Advancements in AI and AI accelerators are opening up a new avenue of research which combines data-driven techniques and scientific simulations. These hybrid applications often are more easily described by a loosely-coupled set of components (of which the simulation may be one) instead of a pipeline-like workflow common in traditional scientific computations. The ability to describe and execute these workflows along with the need to share data among the components can be a significant barrier to entry for domain scientists. HPE’s SmartSim is an open-source software library that seeks to address these challenges by providing an in-memory, distributed feature store for data storage and exchange, lightweight communication clients embeddable in C, C++, Fortran, and Python, and a Python library allowing users to compose complex workflows.

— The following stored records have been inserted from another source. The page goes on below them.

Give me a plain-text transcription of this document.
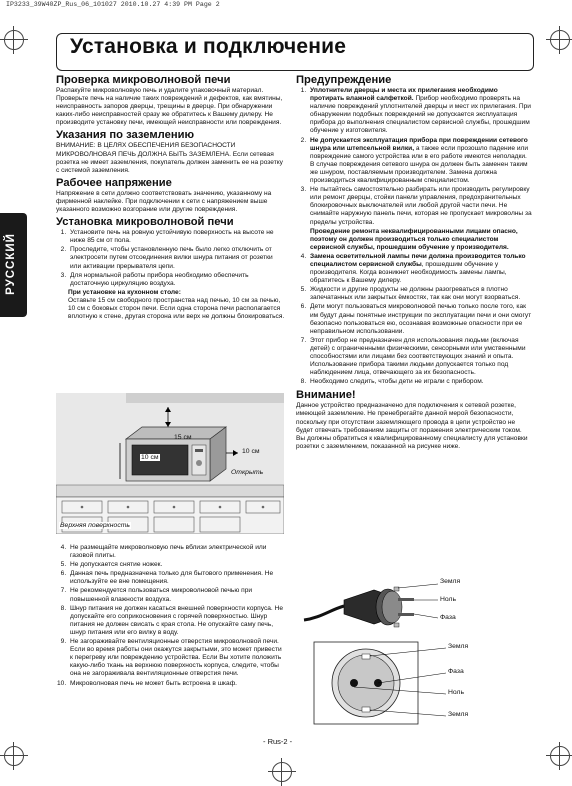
IP3233_39W40ZP_Rus_06_101027 2010.10.27 4:39 PM Page 2
Установка и подключение
РУССКИЙ
Проверка микроволновой печи
Распакуйте микроволновую печь и удалите упаковочный материал. Проверьте печь на наличие таких повреждений и дефектов, как вмятины, неисправность запоров дверцы, трещины в дверце. При обнаружении каких-либо неисправностей сразу же обратитесь к Вашему дилеру. Не производите установку печи, имеющей неисправности или повреждения.
Указания по заземлению
ВНИМАНИЕ: В ЦЕЛЯХ ОБЕСПЕЧЕНИЯ БЕЗОПАСНОСТИ МИКРОВОЛНОВАЯ ПЕЧЬ ДОЛЖНА БЫТЬ ЗАЗЕМЛЕНА. Если сетевая розетка не имеет заземления, покупатель должен заменить ее на розетку с системой заземления.
Рабочее напряжение
Напряжение в сети должно соответствовать значению, указанному на фирменной наклейке. При подключении к сети с напряжением выше указанного возможно возгорание или другие повреждения.
Установка микроволновой печи
1. Установите печь на ровную устойчивую поверхность на высоте не ниже 85 см от пола.
2. Проследите, чтобы установленную печь было легко отключить от электросети путем отсоединения вилки шнура питания от розетки или активации прерывателя цепи.
3. Для нормальной работы прибора необходимо обеспечить достаточную циркуляцию воздуха.
При установке на кухонном столе:
Оставьте 15 см свободного пространства над печью, 10 см за печью, 10 см с боковых сторон печи. Если одна сторона печи располагается вплотную к стене, другая сторона или верх не должны блокироваться.
15 см
10 см
10 см
Открыть
Верхняя поверхность
4. Не размещайте микроволновую печь вблизи электрической или газовой плиты.
5. Не допускается снятие ножек.
6. Данная печь предназначена только для бытового применения. Не используйте ее вне помещения.
7. Не рекомендуется пользоваться микроволновой печью при повышенной влажности воздуха.
8. Шнур питания не должен касаться внешней поверхности корпуса. Не допускайте его соприкосновения с горячей поверхностью. Шнур питания не должен свисать с края стола. Не опускайте саму печь, шнур питания или его вилку в воду.
9. Не загораживайте вентиляционные отверстия микроволновой печи. Если во время работы они окажутся закрытыми, это может привести к перегреву или повреждению устройства. Если Вы хотите положить какую-либо ткань на верхнюю поверхность корпуса, следите, чтобы она не загораживала вентиляционные отверстия печи.
10. Микроволновая печь не может быть встроена в шкаф.
Предупреждение
1. Уплотнители дверцы и места их прилегания необходимо протирать влажной салфеткой. Прибор необходимо проверять на наличие повреждений уплотнителей дверцы и мест их прилегания. При обнаружении подобных повреждений не допускается эксплуатация прибора до выполнения специалистом сервисной службы, прошедшим обучение у изготовителя.
2. Не допускается эксплуатация прибора при повреждении сетевого шнура или штепсельной вилки, а также если прозошло падение или повреждение самого устройства или в его работе имеются неполадки. В случае повреждения сетевого шнура он должен быть заменен таким же шнуром, поставляемым производителем. Замена должна производиться квалифицированным специалистом.
3. Не пытайтесь самостоятельно разбирать или производить регулировку или ремонт дверцы, стойки панели управления, предохранительных блокировочных выключателей или любой другой части печи. Не снимайте наружную панель печи, которая не пропускает микроволны за пределы устройства.
Проведение ремонта неквалифицированными лицами опасно, поэтому он должен производиться только специалистом сервисной службы, прошедшим обучение у производителя.
4. Замена осветительной лампы печи должна производится только специалистом сервисной службы, прошедшим обучение у производителя. Когда возникнет необходимость замены лампы, обратитесь к Вашему дилеру.
5. Жидкости и другие продукты не должны разогреваться в плотно запечатанных или закрытых ёмкостях, так как они могут взорваться.
6. Дети могут пользоваться микроволновой печью только после того, как им будут даны понятные инструкции по эксплуатации печи и они смогут безопасно пользоваться ею, осознавая возможные опасности при ее неправильном использовании.
7. Этот прибор не предназначен для использования людьми (включая детей) с ограниченными физическими, сенсорными или умственными способностями или лицами без соответствующих знаний и опыта. Использование прибора такими людьми допускается только под наблюдением лица, отвечающего за их безопасность.
8. Необходимо следить, чтобы дети не играли с прибором.
Внимание!
Данное устройство предназначено для подключения к сетевой розетке, имеющей заземление. Не пренебрегайте данной мерой безопасности, поскольку при отсутствии заземляющего провода в цепи устройство не будет отвечать требованиям защиты от поражения электрическим током. Вы должны обратиться к квалифицированному специалисту для установки розетки с заземлением, показанной на рисунке ниже.
Земля
Ноль
Фаза
Земля
Фаза
Ноль
Земля
- Rus-2 -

This workshop will showcase recent collaborations using SmartSim that are representative of emerging AI/HPC applications:
- applying Bayesian optimization to an ensemble of simulations to tune the parameters of a turbulence model
- on-the-fly training and inference to replace the mesh motion solver in OpenFOAM, a widely-used, open-source computational fluid dynamics solver and
- intelligently sampling data streamed from a simulation to enable online-training at-scale for a high-resolution simulation of particle fluidization using MFIX-Exa, a Department of Energy, exascale-capable multiphase flow solver.
In addition to showcasing the capabilities, this presentation will also highlight the challenges and considerations unique to AI/HPC and how they compare to other common AI applications. Immediately following the presentations, interested users will have the opportunity to run a trimmed down version of the data-selection and online-training workflow and learn how to adapt it for their own simulation codes.
Specific examples of how to use SmartSim on Frontier (OLCF) and Perlmutter (NERSC) will be provided.